Tuesday 9 June 2015

Movie Review: The SpongeBob Movie: Sponge Out Of Water 3D


How nice it would be,
To live in a pineapple under the sea. 
Eat a Krabby Patty 
For breakfast, lunch and dinner. 

I'm not very good with rhymes. But Stephen Hillenburg is, assuming he's behind the SpongeBob theme song, which is arguably the catchiest theme song for a cartoon ever. First a marine biologist and then an animator, it doesn't take a genius to see how SpongeBob came into being. Actually, it really does. That's what makes SpongeBob different from, say, Dora the explorer. Dora does appeal to kids, and is probably more informative than SpongeBob (Dora taught me to count to three in Spanish!!). But when it comes to entertainment, SpongeBob is pure genius. 

There's a reason it never loses fans. The theater was an even mix of kids, teenagers and twenty year olds. The show was something that appealed to anyone. This movie is no different. On one level, it's full of kiddy jokes and themes that could move only children. On another, it's full of meta-commentary that makes those very same jokes seem like something else altogether. 



The movie starts with an epic food battle between Plankton and SpongeBob over the recipe for the legendary Krabby Patty. But during a climatic tug of war between Bob and Plankton, the bottle disappears. With the recipe for the Krabby Patty gone, Bikini Bottom turns into an apocalyptic cesspool, with its suddenly leather clad citizens (Mad Max?) hunting down Plankton and Bob who form an alliance to find the recipe and restore order. They embark on a journey through time (soo damn trippy-that Tame Impala influence on Hillenburg really shows), and even through SpongeBob's subconscious for the recipe. There's a slight nod to Hitchhikers Guide To The Galaxy in the former part that's both insane and awesome. 

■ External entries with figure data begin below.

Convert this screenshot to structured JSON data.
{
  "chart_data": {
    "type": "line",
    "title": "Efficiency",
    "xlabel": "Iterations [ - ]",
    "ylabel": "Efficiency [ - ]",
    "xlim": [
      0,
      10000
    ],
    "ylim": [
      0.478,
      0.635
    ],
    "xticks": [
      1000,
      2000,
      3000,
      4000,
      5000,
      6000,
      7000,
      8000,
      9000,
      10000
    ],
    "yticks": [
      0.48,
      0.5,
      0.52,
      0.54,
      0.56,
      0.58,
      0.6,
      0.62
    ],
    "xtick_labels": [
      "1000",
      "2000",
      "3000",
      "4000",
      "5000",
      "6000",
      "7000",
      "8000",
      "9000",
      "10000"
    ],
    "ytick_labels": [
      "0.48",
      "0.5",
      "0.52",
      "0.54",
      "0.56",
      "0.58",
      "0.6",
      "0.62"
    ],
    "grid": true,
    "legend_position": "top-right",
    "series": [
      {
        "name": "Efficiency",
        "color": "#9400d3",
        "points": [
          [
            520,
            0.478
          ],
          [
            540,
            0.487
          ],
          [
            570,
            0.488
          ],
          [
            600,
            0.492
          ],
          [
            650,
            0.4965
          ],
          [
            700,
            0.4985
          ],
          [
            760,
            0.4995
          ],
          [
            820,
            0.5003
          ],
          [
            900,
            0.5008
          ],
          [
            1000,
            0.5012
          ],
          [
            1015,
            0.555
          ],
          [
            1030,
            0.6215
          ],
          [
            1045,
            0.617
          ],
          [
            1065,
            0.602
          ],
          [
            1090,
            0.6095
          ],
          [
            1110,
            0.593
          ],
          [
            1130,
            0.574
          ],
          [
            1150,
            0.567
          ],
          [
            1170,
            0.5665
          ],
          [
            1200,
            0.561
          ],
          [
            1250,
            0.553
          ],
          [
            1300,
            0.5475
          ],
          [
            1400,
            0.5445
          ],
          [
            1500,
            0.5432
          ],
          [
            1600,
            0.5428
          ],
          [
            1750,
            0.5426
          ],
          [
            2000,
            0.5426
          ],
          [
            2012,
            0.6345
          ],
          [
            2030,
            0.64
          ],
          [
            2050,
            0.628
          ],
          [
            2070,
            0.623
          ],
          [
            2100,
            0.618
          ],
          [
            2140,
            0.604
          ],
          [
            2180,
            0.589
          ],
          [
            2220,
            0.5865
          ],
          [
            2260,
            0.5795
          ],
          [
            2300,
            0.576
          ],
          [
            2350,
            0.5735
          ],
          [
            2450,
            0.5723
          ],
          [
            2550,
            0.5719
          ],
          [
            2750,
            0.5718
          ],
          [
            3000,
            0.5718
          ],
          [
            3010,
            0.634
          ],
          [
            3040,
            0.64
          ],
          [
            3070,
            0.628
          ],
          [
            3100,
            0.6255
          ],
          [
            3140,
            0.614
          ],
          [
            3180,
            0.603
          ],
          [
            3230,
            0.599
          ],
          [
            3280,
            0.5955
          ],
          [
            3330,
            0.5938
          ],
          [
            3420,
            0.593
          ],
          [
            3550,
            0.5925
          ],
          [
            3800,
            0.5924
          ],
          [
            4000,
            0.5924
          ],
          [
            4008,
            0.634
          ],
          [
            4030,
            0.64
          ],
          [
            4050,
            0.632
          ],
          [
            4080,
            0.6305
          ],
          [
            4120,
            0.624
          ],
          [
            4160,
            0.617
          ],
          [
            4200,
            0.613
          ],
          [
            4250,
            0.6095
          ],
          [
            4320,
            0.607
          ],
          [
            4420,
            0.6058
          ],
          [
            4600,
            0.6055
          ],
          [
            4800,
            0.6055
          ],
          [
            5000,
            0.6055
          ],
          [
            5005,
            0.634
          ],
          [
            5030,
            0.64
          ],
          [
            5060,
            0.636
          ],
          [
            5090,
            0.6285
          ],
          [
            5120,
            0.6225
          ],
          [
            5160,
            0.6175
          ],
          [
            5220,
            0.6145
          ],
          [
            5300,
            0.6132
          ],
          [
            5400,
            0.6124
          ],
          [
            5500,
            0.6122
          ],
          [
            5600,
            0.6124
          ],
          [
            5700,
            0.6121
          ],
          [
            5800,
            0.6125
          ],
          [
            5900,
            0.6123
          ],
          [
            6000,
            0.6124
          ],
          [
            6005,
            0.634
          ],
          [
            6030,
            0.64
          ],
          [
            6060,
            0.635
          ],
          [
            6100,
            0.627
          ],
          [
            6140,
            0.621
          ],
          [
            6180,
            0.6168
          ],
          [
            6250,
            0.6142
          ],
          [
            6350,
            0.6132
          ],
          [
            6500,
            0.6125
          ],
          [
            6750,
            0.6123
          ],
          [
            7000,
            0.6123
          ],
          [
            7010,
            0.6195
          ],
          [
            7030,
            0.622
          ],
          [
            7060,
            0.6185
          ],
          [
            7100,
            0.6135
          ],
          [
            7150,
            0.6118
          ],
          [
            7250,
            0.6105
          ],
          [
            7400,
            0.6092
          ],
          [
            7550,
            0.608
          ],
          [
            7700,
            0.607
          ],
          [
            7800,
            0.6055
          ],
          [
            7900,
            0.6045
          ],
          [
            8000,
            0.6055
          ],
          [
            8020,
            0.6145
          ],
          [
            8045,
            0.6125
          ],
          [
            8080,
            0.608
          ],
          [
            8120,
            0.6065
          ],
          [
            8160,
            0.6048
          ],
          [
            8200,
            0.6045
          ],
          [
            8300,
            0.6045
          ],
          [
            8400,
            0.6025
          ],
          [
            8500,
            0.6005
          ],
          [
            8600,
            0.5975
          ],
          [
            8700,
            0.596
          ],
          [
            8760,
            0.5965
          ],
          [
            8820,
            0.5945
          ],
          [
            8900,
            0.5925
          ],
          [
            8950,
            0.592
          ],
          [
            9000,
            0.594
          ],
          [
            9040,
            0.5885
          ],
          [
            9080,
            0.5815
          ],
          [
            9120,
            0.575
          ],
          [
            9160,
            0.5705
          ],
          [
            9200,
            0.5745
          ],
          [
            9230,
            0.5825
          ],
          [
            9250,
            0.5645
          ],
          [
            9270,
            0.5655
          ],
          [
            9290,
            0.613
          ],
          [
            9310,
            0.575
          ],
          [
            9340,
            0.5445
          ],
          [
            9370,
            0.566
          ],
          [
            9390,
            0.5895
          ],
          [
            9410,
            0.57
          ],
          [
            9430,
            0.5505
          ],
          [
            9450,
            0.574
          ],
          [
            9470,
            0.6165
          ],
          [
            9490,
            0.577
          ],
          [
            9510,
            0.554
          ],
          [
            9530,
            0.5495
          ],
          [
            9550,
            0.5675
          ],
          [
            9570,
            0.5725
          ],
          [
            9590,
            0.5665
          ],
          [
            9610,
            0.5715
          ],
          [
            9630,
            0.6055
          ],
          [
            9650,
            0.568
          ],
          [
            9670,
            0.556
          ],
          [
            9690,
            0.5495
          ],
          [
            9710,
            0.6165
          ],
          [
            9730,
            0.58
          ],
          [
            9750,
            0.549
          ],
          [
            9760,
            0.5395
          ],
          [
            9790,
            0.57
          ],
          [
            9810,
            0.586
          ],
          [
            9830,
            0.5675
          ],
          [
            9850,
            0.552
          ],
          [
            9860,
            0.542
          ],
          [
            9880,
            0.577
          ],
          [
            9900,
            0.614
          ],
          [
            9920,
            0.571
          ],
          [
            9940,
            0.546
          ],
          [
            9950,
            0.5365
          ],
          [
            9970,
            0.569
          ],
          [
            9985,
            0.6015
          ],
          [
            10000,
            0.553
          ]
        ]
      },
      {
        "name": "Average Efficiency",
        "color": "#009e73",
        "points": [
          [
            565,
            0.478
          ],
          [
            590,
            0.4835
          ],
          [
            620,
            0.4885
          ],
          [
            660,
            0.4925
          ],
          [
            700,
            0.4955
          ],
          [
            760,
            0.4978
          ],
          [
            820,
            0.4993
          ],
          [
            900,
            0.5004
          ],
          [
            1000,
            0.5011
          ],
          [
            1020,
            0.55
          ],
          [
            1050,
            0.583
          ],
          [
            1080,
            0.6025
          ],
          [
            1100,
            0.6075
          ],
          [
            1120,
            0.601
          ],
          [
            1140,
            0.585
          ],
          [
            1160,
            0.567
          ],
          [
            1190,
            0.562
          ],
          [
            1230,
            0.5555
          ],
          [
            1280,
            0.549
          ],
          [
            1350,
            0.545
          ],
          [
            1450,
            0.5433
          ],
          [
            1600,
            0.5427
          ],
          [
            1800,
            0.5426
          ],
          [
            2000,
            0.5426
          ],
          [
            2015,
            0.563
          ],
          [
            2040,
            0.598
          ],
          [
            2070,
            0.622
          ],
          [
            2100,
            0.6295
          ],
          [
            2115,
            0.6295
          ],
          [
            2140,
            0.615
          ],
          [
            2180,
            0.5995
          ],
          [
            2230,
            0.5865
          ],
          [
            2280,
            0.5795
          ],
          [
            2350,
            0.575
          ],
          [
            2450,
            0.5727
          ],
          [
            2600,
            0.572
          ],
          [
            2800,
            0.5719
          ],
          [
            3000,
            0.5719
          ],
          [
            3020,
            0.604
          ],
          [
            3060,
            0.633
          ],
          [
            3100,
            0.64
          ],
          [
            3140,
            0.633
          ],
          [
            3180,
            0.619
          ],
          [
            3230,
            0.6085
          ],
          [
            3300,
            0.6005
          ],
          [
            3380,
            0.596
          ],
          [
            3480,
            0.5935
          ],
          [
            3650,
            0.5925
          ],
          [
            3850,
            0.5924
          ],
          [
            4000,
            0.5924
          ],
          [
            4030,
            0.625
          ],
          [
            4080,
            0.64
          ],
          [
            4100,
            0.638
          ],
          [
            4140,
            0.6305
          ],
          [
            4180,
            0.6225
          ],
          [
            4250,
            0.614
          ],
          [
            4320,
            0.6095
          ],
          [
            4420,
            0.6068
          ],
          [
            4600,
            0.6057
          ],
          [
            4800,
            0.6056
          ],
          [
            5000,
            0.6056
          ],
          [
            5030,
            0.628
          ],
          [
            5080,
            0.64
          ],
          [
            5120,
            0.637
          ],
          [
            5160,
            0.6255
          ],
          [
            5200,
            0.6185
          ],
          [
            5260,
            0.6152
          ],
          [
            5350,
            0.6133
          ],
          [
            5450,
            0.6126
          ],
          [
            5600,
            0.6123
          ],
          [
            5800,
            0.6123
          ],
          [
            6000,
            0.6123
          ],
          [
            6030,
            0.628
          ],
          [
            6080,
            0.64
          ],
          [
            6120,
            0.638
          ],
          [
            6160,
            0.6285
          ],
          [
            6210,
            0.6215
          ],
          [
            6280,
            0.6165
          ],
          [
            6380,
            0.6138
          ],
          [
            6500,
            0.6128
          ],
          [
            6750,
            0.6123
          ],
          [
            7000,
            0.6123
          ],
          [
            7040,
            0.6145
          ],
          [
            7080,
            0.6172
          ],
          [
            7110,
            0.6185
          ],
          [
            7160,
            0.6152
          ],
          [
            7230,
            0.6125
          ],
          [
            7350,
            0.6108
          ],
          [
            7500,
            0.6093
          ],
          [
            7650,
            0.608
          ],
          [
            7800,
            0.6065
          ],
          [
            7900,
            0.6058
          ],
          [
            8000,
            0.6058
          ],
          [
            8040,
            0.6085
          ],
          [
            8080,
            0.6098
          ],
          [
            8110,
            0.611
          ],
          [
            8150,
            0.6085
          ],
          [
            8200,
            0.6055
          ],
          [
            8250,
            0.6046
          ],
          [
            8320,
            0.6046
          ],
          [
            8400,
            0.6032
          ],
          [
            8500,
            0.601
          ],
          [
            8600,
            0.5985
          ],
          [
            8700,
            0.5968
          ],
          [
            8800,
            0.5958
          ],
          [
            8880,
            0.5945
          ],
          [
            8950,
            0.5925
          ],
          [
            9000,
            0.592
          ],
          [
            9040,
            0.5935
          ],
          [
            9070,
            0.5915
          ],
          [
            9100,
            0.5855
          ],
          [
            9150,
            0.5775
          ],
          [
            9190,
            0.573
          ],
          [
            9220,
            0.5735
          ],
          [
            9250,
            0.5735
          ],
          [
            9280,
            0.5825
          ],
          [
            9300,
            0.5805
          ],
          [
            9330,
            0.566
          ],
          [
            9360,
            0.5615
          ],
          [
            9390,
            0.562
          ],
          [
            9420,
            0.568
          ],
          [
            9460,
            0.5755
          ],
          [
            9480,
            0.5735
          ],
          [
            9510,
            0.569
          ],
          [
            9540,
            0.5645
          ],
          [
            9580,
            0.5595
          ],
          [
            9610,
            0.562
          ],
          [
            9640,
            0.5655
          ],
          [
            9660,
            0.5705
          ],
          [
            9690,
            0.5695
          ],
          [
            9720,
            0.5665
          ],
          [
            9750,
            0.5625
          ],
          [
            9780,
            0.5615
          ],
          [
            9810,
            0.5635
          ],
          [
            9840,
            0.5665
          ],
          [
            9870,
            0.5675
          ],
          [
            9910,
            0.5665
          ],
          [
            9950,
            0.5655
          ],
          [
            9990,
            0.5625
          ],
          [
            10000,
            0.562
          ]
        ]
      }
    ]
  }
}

Finally they manage to get the rest of the citizens of Bikini Bottom to trust them and they follow the faint scent of a Krabby Patty together till it leads them to the surface. At this point the movie turns on itself, and a random citizen irritatedly says,"Alright, all secondary characters follow me." And they all turn back leaving only the core characters-the employees of the Krusty Krab plus Patrick and a stowaway Plankton to proceed to the surface. Here the encounter a burger-making pirate with a reality altering book that turns the movie into an epic superhero slugfest that could compete with the Avengers. 



If the above gist of the movie doesn't convince to watch it, I don't know what will. But you really should. It's pure nuts. Just to summarise, it's got time travel, journeys through the subconscious, epic Lord Of The Rings-esque journeys, a post apocalyptic Bikini Bottom, and SpongeBob. 


My only gripe would be the weird camerawork in the above water parts, but it was clearly done intentionally to make the sequence seem campier. So I'm actually quite okay with it. I'd have said it's too long, but when the credits started rolling I really wanted more. So I apparently have no problems with the movie at all. 

So watch it, goddammit. Watch it now.